I had heard that law school was a lot like junior high. The rumors of what law school is like were along the lines of people constantly gossiping about who's sleeping with whom. There's not a whole lot of that at my school. In fact, as far as my grapevine goes, I don't think anybody's sleeping with anybody that they weren't already sleeping with before coming to law school. Or at least they aren't making it apparent.
But law school is like junior high, in that my class has broken up into little cliques that silently war with one another. I actually think the problem lies in my pod rather than with the whole class. Our class is broken up into "pods" which are groups of about 40 people with whom you have most of your classes. My pod is the "red" pod. Some large classes are composed of several pods combined -- red, yellow, blue -- so there is a bit of an opportunity to get to know people outside the colored lines.
Even people from outside the red pod have noticed that our pod has all the gunners. I'll give you the definition of "gunner" from the Urban Dictionary:
A person who is competitive, overly-ambitious and substantially exceeds minimum requirements. A gunner will compromise his/her peer relationships and/or reputation among peers in order to obtain recognition and praise from his/her superiors.I would change overly-ambitious to overly-confident. There's nothing wrong with ambition, in my mind. We are all in law school because we have ambition. Well, ok, some of us just want to make money. But others, like myself, want to get into a career that will bring a lifetime of challenge and learning. Nothing wrong with wanting personal growth.
But, my god, the confidence. It drips from the gunners' lips as they make their quota of class time comments. Ha ha, I am so smart. I am so special. Look at what I have thought about.
Sometimes I can't decide if I'm annoyed by them because their style is so different from mine, or if they are really just annoying in general. I'm a silent processor. I like the take things in, let them mingle around in my mind, and then let them sort themselves out into things that make sense and things that I need to either do further study on, or, always as a last resort, consult a professor about. That's just my way. So maybe I'm annoyed by gunners who can't keep their hands out of the air in every class because they are disrupting the flow of information into my brain from the class lecture. Tangents everywhere. Personal opinions.
I understand that some people learn best by thinking and processing out loud, and classroom discussion is a great way to facilitate that learning. But, somehow, there's a difference between the people driving toward their own understanding in class and the people who have already thought about and understood the materials, but like to argue for the sake of argument or to seek favor in the professor's eyes or to show off just how smart they are. It bothers me. We all got into the same school. We are all comparably smart.

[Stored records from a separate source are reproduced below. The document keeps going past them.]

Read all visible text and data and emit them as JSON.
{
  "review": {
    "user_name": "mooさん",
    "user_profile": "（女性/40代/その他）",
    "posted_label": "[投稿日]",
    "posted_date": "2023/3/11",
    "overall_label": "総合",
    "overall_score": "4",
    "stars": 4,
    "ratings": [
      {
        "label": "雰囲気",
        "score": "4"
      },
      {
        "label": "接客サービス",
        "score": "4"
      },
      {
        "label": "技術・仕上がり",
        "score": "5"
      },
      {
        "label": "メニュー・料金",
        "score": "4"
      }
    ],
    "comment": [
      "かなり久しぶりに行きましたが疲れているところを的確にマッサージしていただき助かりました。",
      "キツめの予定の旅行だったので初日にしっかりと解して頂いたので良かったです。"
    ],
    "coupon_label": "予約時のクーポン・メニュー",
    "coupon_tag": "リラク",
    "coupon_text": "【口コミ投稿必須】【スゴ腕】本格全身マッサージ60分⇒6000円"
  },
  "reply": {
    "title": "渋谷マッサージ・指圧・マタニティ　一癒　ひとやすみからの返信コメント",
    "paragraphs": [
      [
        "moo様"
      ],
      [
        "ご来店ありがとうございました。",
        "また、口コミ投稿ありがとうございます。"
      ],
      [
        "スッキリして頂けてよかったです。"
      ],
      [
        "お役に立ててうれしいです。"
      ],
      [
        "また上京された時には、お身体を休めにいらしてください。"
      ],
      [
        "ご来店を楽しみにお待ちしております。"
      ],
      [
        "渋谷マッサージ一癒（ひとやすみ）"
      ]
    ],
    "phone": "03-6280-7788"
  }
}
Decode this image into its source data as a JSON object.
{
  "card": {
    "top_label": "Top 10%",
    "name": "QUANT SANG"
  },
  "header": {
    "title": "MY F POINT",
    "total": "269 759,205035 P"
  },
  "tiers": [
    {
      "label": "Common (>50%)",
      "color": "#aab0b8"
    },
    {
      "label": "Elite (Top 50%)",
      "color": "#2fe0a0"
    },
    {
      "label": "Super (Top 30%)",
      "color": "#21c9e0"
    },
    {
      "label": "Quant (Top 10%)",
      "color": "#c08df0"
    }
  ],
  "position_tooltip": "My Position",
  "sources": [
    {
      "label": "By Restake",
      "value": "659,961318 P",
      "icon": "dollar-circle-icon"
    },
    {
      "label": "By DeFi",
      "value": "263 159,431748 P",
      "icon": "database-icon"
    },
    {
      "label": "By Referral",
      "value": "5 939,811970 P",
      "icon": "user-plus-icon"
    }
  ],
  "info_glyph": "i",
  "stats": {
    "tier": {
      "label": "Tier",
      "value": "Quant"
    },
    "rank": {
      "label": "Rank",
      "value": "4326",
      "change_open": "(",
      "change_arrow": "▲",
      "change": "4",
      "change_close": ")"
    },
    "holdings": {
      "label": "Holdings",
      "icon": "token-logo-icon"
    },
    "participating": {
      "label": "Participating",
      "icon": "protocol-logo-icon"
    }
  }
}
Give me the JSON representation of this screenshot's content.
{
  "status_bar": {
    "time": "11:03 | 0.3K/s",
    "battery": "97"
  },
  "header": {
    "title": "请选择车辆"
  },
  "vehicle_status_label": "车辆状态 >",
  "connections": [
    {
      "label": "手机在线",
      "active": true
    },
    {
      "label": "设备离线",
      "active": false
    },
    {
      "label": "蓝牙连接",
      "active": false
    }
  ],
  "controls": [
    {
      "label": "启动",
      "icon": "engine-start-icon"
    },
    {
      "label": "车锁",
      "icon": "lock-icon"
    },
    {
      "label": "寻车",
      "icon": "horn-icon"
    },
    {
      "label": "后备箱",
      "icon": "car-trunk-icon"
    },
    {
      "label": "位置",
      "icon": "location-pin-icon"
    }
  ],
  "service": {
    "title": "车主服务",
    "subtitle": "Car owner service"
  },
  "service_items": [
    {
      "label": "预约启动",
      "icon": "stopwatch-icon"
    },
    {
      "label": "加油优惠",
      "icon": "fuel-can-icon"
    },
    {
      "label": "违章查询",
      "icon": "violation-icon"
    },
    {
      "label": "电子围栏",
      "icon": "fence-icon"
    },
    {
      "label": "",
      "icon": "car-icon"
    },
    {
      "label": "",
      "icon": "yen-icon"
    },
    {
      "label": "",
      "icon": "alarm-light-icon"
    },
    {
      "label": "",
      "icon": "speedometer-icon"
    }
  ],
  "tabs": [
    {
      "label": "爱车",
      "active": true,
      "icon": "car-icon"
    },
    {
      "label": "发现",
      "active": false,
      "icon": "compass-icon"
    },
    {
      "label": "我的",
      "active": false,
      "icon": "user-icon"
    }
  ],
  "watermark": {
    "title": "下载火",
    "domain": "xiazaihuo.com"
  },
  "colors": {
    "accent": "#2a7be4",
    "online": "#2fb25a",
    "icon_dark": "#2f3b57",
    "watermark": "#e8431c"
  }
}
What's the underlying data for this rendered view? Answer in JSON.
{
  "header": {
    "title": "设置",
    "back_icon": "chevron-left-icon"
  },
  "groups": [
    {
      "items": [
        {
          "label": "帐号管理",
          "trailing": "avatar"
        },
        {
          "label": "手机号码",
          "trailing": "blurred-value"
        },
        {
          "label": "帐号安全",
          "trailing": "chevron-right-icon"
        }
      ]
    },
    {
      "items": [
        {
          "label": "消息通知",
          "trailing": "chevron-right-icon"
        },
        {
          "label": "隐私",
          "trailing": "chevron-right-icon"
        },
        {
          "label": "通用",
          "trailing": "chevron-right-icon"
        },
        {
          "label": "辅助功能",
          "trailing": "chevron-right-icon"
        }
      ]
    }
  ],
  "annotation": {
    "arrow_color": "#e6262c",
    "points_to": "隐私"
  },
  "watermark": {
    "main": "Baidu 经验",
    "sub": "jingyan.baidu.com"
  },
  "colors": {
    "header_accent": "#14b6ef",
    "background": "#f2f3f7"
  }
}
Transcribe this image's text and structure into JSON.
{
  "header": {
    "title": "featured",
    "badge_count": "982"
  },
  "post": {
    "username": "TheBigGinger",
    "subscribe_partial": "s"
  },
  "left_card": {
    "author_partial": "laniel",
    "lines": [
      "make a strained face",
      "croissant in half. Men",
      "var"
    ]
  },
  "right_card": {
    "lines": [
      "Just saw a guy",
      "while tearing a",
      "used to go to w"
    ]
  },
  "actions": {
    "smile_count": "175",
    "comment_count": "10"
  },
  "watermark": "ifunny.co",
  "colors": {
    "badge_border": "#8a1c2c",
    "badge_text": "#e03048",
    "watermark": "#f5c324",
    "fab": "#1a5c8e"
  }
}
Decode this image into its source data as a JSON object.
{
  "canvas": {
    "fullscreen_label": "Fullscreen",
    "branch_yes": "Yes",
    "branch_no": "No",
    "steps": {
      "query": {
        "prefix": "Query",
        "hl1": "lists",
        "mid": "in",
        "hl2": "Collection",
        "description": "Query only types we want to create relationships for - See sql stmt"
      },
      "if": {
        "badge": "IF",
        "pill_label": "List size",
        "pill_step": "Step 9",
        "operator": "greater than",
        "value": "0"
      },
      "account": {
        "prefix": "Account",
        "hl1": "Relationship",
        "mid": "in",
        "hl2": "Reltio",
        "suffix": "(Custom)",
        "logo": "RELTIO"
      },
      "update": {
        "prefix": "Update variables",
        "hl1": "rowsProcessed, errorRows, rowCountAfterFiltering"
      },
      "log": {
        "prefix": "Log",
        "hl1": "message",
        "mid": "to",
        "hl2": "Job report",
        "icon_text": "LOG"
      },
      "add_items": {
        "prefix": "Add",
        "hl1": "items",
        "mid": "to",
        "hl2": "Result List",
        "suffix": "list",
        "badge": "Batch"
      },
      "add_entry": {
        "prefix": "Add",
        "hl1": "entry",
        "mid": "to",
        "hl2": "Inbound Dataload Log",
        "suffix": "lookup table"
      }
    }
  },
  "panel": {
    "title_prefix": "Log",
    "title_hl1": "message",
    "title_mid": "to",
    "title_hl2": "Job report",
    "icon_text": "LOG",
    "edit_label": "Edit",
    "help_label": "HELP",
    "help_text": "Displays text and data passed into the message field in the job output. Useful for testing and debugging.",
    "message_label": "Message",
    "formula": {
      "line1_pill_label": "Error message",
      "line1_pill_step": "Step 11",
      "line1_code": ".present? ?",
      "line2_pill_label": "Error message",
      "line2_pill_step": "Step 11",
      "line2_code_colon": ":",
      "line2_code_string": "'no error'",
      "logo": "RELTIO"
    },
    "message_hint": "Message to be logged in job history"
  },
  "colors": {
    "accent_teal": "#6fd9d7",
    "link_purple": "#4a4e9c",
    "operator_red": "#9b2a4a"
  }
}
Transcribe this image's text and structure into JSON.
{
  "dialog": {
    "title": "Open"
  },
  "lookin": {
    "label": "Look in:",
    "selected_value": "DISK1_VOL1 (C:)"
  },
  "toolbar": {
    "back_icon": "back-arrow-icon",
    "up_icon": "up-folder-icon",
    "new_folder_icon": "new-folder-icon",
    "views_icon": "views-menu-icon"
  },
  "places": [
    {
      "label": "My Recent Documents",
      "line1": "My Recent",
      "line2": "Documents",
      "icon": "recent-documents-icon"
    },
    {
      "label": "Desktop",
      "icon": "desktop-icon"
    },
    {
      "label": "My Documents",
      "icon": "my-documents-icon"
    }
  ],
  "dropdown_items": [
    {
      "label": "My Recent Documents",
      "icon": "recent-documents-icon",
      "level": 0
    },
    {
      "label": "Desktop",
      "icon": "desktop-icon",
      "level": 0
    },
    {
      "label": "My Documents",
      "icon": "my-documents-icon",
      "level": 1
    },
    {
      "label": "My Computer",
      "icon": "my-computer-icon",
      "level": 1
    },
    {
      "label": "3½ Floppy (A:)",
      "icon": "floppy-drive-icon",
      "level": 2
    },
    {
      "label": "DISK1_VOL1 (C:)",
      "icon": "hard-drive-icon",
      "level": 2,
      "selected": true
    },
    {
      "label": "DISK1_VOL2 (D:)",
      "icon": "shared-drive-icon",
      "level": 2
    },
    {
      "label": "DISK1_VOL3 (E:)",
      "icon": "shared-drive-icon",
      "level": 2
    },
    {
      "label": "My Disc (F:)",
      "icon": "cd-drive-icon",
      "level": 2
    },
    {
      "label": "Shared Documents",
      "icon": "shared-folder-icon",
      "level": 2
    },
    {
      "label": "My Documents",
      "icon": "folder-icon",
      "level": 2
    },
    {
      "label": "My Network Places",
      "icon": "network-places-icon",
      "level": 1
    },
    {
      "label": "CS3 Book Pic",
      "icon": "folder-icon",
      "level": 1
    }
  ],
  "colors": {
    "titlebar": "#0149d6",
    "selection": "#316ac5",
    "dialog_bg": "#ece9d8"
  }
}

My pod has split into two main factions: what I call the "In-crowd", and everybody else. The gunners that comprise the In-crowd hold lunchtime and dinnertime discussions and debates about class and readings. Talk is all law school, all the time, no commercial interruption. There's nothing worse than watching somebody flex his look-what-I-know muscles in front of you while you're trying to eat your lunch. How 'bout you wash that peanut gunner and knowing smile sandwich down with a glass of STFU? That's what I think.
On the other end of the table, I think the In-crowd looks at us and wonders why we want to talk about something besides law school during break times. We must not be dedicated enough. Obviously we aren't going to pull the A's in the class, because we don't spew constant talk of law school.
Well, I for one look forward to when grades come out next semester. Maybe some of us who exhibit an excessive level of confidence might come back down to earth a little bit when most of us pull B's.
And maybe in the future, I will rejoin adulthood.